S.S. Lazio Training Center
- Interactive map of S.S. Lazio Training Center
- Address: Via di Santa Cornelia, 1000 - 00060 Formello (RM)
- Location: Roma-Formello Lazio, Italy
- Owner: Società Sportiva Lazio S.p.A.
- Type: Football training ground

Construction
- Opened: 1997

Website
- http://www.sslazio.it/it/

= Centro Sportivo di Formello =

S.S. Lazio Training Center, also known as Centro Sportivo di Formello, is S.S. Lazio's training ground. It is located on the outside of Formello, a village in the Province of Roma.
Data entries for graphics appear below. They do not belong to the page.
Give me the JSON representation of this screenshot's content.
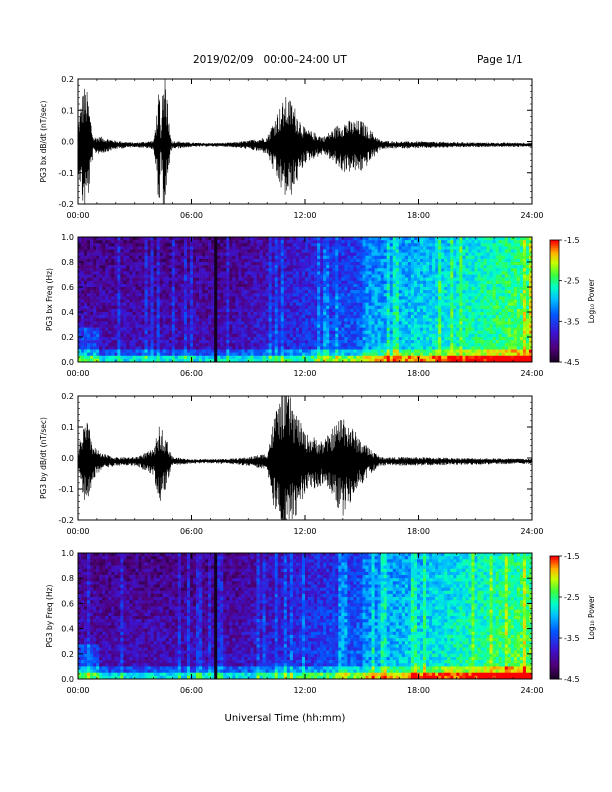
{
  "header": {
    "date_range": "2019/02/09   00:00–24:00 UT",
    "page_label": "Page 1/1"
  },
  "x_axis": {
    "title": "Universal Time (hh:mm)",
    "ticks": [
      "00:00",
      "06:00",
      "12:00",
      "18:00",
      "24:00"
    ]
  },
  "chart_data": [
    {
      "type": "line",
      "ylabel": "PG3 bx dB/dt (nT/sec)",
      "xlim": [
        0,
        24
      ],
      "ylim": [
        -0.2,
        0.2
      ],
      "yticks": [
        "0.2",
        "0.1",
        "0.0",
        "-0.1",
        "-0.2"
      ],
      "baseline": -0.01,
      "series": [
        {
          "x": [
            0,
            0.3,
            0.5,
            0.8,
            1.2,
            2,
            3,
            4,
            4.3,
            4.5,
            5,
            6,
            7,
            8,
            9,
            10,
            10.5,
            11,
            11.3,
            12,
            13,
            14,
            15,
            16,
            17,
            18,
            20,
            22,
            24
          ],
          "y": [
            0.05,
            0.15,
            0.13,
            0.02,
            0.02,
            0.01,
            0.005,
            0.01,
            0.14,
            -0.19,
            0.01,
            0.005,
            0.004,
            0.005,
            0.01,
            0.02,
            0.08,
            0.12,
            0.11,
            0.04,
            0.02,
            0.06,
            0.06,
            0.01,
            0.008,
            0.008,
            0.006,
            0.005,
            0.005
          ]
        }
      ]
    },
    {
      "type": "heatmap",
      "ylabel": "PG3 bx Freq (Hz)",
      "xlim": [
        0,
        24
      ],
      "ylim": [
        0,
        1
      ],
      "yticks": [
        "1.0",
        "0.8",
        "0.6",
        "0.4",
        "0.2",
        "0.0"
      ],
      "colorbar": {
        "label": "Log₁₀ Power",
        "ticks": [
          "-1.5",
          "-2.5",
          "-3.5",
          "-4.5"
        ],
        "range": [
          -4.5,
          -1.5
        ]
      }
    },
    {
      "type": "line",
      "ylabel": "PG3 by dB/dt (nT/sec)",
      "xlim": [
        0,
        24
      ],
      "ylim": [
        -0.2,
        0.2
      ],
      "yticks": [
        "0.2",
        "0.1",
        "0.0",
        "-0.1",
        "-0.2"
      ],
      "baseline": -0.01,
      "series": [
        {
          "x": [
            0,
            0.3,
            0.5,
            0.8,
            1.2,
            2,
            3,
            4,
            4.3,
            4.5,
            5,
            6,
            7,
            8,
            9,
            10,
            10.5,
            11,
            11.3,
            12,
            13,
            14,
            15,
            16,
            17,
            18,
            20,
            22,
            24
          ],
          "y": [
            0.03,
            0.09,
            0.1,
            0.04,
            0.02,
            0.01,
            0.01,
            0.03,
            0.09,
            0.08,
            0.01,
            0.005,
            0.005,
            0.006,
            0.01,
            0.02,
            0.14,
            0.19,
            0.15,
            0.07,
            0.05,
            0.12,
            0.05,
            0.01,
            0.01,
            0.01,
            0.008,
            0.007,
            0.006
          ]
        }
      ]
    },
    {
      "type": "heatmap",
      "ylabel": "PG3 by Freq (Hz)",
      "xlim": [
        0,
        24
      ],
      "ylim": [
        0,
        1
      ],
      "yticks": [
        "1.0",
        "0.8",
        "0.6",
        "0.4",
        "0.2",
        "0.0"
      ],
      "colorbar": {
        "label": "Log₁₀ Power",
        "ticks": [
          "-1.5",
          "-2.5",
          "-3.5",
          "-4.5"
        ],
        "range": [
          -4.5,
          -1.5
        ]
      }
    }
  ]
}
Commissioned by the president Sergio Cragnotti, the facility was built in the years 1995–97. The works started in 1995 and they were built in just two years, so that from the spring of 1997, with a rite presentation on April 7, the 'Aquile' were trained at the Formello.

== Structure ==
The sports center that houses the Lazio team extends over an area of 40 hectares comprising a main field where the first team is trained and hosts the home games of S.S Lazio Primavera; this field was titled in 2012 in the memory of Mirko Fersini, a white-collar nursery footballer who disappeared in a major road accident in April of the same year.
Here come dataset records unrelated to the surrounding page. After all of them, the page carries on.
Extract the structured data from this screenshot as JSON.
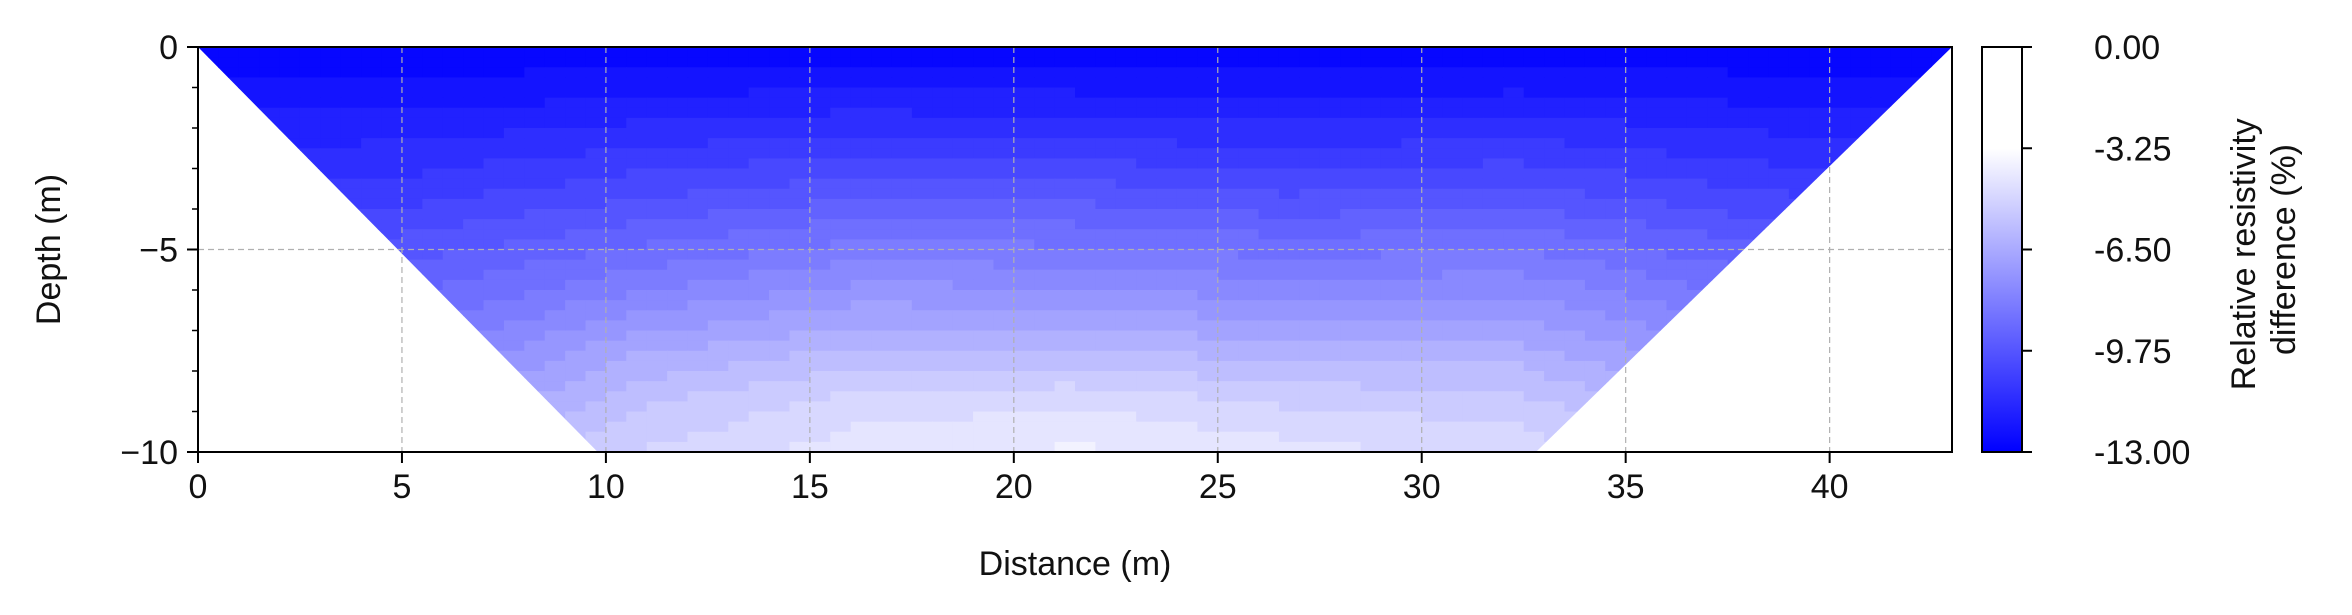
{
  "chart_data": {
    "type": "heatmap",
    "title": "",
    "xlabel": "Distance (m)",
    "ylabel": "Depth (m)",
    "xlim": [
      0,
      43
    ],
    "ylim": [
      -10,
      0
    ],
    "x_ticks": [
      0,
      5,
      10,
      15,
      20,
      25,
      30,
      35,
      40
    ],
    "x_tick_labels": [
      "0",
      "5",
      "10",
      "15",
      "20",
      "25",
      "30",
      "35",
      "40"
    ],
    "y_ticks": [
      0,
      -5,
      -10
    ],
    "y_tick_labels": [
      "0",
      "−5",
      "−10"
    ],
    "grid": true,
    "profile_outline": {
      "x": [
        0,
        43,
        32.8,
        9.8
      ],
      "y": [
        0,
        0,
        -10,
        -10
      ]
    },
    "grid_x": [
      0,
      5.375,
      10.75,
      16.125,
      21.5,
      26.875,
      32.25,
      37.625,
      43
    ],
    "grid_y": [
      0,
      -1.25,
      -2.5,
      -3.75,
      -5,
      -6.25,
      -7.5,
      -8.75,
      -10
    ],
    "values": [
      [
        -12.9,
        -12.9,
        -12.9,
        -12.9,
        -12.9,
        -12.9,
        -12.9,
        -12.9,
        -12.9
      ],
      [
        -12.2,
        -12.2,
        -12.0,
        -11.8,
        -11.9,
        -12.0,
        -11.9,
        -12.1,
        -12.2
      ],
      [
        -11.5,
        -11.4,
        -11.0,
        -10.7,
        -10.8,
        -11.0,
        -10.8,
        -11.2,
        -11.5
      ],
      [
        -10.8,
        -10.6,
        -10.0,
        -9.5,
        -9.6,
        -9.9,
        -9.7,
        -10.3,
        -10.8
      ],
      [
        -10.1,
        -9.7,
        -8.9,
        -8.3,
        -8.4,
        -8.7,
        -8.5,
        -9.3,
        -10.1
      ],
      [
        -9.4,
        -8.9,
        -7.8,
        -7.1,
        -7.2,
        -7.5,
        -7.4,
        -8.4,
        -9.4
      ],
      [
        -8.7,
        -8.1,
        -6.6,
        -5.9,
        -5.9,
        -6.3,
        -6.3,
        -7.5,
        -8.7
      ],
      [
        -8.0,
        -7.3,
        -5.6,
        -4.8,
        -4.6,
        -5.1,
        -5.3,
        -6.6,
        -8.0
      ],
      [
        -7.3,
        -6.5,
        -5.0,
        -4.2,
        -3.9,
        -4.3,
        -4.7,
        -5.7,
        -7.3
      ]
    ],
    "colorbar": {
      "label_line1": "Relative resistivity",
      "label_line2": "difference (%)",
      "min": -13.0,
      "max": 0.0,
      "ticks": [
        0.0,
        -3.25,
        -6.5,
        -9.75,
        -13.0
      ],
      "tick_labels": [
        "0.00",
        "-3.25",
        "-6.50",
        "-9.75",
        "-13.00"
      ],
      "colormap": [
        "#0000ff",
        "#ffffff"
      ]
    }
  }
}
The sports facility includes other regular football pitches to train the various youth teams in Lazio, as well as planned under the "Roberto Lovati" Academy project, created for the will of the current president Claudio Lotito, gymnasiums, tennis courts, swimming pools, a guesthouse where to stay, a Club House, a medical center specializing in both rehabilitation and physiotherapy, a technologically used conference room for press conferences, and another for marketing operations and official presentation of memberships.

There is also the editorial office of the Lazio Style 1900 Official Magazine in the sports center, in addition to the futuristic television and radio studios from which the programming of Lazio Style Channel And Lazio Style Radio.